Minha existência é dividida em duas partes: Antes e Depois do filho (ou Af e Df para simplificar). Af foi a fase preparatória, enquanto DF é Vida Verdadeira, experiência válida, compreensão de mundo, madureza. Além de ter sido presenteado pelo pertencimento ao mundo, ganhei momentos de eterna emoção, como o de assistir pela milésima vez a um filme deitado no chão com ele. As falas e até onde o videocassete distorcia a cena e o som estarão eternamente a um estalar de dedos. A pantera Baguera, escudeira de Mogli, o urso Balu e a serpente Kaa enrolando o menino-lobo enquanto o tigre Sherikan não ainda não tinha chegado, são meus velhos conhecidos. Essa turma ensinou a nós dois coisas além de música e das gostosas lembranças: amizade, companheirismo e cuidados.

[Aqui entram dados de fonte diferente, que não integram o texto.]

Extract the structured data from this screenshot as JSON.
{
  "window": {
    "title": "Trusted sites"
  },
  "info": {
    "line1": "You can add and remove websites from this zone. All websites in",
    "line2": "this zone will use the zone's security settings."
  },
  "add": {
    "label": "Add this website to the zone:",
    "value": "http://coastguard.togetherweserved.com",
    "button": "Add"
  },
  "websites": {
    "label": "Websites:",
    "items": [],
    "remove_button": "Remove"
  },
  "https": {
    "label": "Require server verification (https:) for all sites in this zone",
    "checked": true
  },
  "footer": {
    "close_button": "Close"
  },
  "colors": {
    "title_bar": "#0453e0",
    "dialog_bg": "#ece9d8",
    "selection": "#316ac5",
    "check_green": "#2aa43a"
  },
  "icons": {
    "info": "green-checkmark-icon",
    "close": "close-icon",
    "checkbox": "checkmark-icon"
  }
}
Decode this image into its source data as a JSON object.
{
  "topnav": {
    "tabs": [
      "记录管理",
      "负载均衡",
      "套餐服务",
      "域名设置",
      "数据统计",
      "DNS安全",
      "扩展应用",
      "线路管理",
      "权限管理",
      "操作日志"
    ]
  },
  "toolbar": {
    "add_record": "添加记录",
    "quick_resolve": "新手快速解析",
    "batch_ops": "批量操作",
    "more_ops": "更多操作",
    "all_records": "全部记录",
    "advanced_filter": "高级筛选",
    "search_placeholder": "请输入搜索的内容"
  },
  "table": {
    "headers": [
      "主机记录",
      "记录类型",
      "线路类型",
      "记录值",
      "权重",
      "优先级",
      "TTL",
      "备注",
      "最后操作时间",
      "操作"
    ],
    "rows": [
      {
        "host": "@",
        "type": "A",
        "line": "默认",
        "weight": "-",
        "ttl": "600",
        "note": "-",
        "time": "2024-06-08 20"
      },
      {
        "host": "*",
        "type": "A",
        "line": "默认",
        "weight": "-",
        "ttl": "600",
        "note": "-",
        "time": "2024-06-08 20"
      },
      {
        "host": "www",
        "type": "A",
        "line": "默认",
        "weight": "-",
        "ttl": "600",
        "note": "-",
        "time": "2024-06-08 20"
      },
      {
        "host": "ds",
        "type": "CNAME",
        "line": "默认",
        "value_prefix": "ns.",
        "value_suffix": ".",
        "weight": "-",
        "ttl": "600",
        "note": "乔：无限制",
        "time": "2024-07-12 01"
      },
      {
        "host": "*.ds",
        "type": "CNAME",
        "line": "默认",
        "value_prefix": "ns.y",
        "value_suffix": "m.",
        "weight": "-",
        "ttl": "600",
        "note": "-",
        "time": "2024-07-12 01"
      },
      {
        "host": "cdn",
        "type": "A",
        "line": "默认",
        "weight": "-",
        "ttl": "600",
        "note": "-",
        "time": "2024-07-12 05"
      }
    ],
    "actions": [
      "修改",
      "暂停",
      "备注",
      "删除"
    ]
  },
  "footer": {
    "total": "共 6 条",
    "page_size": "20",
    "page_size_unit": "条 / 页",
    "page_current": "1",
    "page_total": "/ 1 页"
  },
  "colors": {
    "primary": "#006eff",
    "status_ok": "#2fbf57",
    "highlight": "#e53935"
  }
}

Rudyard Kipling, autor de “O Livro da Selva”, inspirou-se em um personagem real para criar o seu Mogli. Trata-se de Dina Sanichar, um indiano encontrado aos doze anos, após ter sido acolhido e criado por uma alcateia de lobos nas densas florestas paquistanesas. Porém, antes de Mogli e Sanichar, os príncipes Rômulo e Remo, filhos do rei Marte e de Reia também foram alimentados por uma loba, chamada Capitolina. Já Edgar Rice Burroughs buscou nas savanas da África a inspiração para escrever Tarzan (cujo significado é homem-branco). O garoto era filho de um aristocrata inglês e foi adotado, amado, embalado e amamentado por uma gorila como se fosse sua própria mãe. São histórias semelhantes entre si e também muito parecidas com a minha e meu filho por serem simbólicas.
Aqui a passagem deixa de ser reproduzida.